虫歯が母子感染?と思う方も多いと思いますが、お子様の虫歯菌の約5割は母親から、父親から3割が感染しているというデータがあるのです。ご両親の虫歯菌がお子様の虫歯を作るとも言えます。

虫歯菌の感染の時期

虫歯菌は普段の生活の中で簡単に感染してしまいます。 特に1歳7ヶ月~2歳7ヶ月までの期間が最も感染しやすいと言われております。この時期は『感染の窓』と呼ばれています。 それではそれ以前はどうして感染しにくいのでしょうか? それは虫歯菌は歯が無いと定着しないからです。

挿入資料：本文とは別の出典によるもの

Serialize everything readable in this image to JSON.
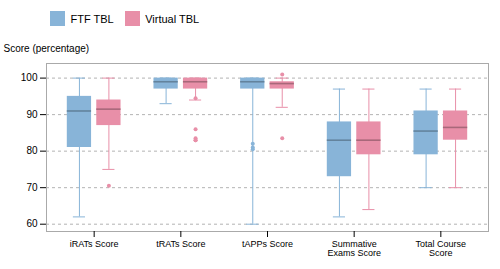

1歳7ヶ月ごろになると虫歯菌の定着できる歯がある程度そろってくるから感染してしまうのです。 特に奥歯が定着場所として最適であるようです。 しかし、この時期を感染しないで乗り切ればその後の虫歯率がとても下がるという研究結果が出ています。 なるべく感染を防ぎ、お子様の虫歯のリスクを減らせばその後の歯のケアがとても楽になるかもしれません。

母子感染の要因

感染は意外と簡単にしてしまいます。 親と同じ食器やコップ、箸を使用するだけで感染します。 感染を本気でさせたくないのであれば口に入る物はお子様と親とで徹底的に分ける事が必要になります。 スキンシップなどを考えるとちょっと抵抗があるかもしれませんが、これもかわいいお子様の為だと思ってがんばりましょう。

出産前から

お子様が生まれる前から家族方、特にご両親は虫歯菌を減らしておくことが重要です。 口内にはいろんな細菌が存在し、虫歯菌もその一つです。 日頃から歯磨きをしっかりして虫歯菌の増殖を抑えておきましょう。 虫歯菌の割合がある程度減ると虫歯菌の活動が抑えられてより虫歯になりにくくなります。 口の中の細菌は種類によっては虫歯菌の活動を抑えてくれる良い物も存在しますし、逆に脳梗塞や心筋梗塞、肺炎などを引き起こす原因の良くない菌も存在します。

これらのリスクのある菌のみを抗生物質で撃退することが可能です。 保険対象ではないのが残念ですが、出産前にこうした菌を家族全員で退治しておくことは意義があると思います。 家族全員でやらないとまたすぐに感染してしまい、効果的でないので注意が必要です。 位相差顕微鏡で菌の割合や数、どんな細菌がいるかをチェックできます。リスクの高い菌が見つかったら抗生物質をお勧めいたします。

※妊婦の方は抗生物質を使用できませんので妊娠前に治療を行ってください。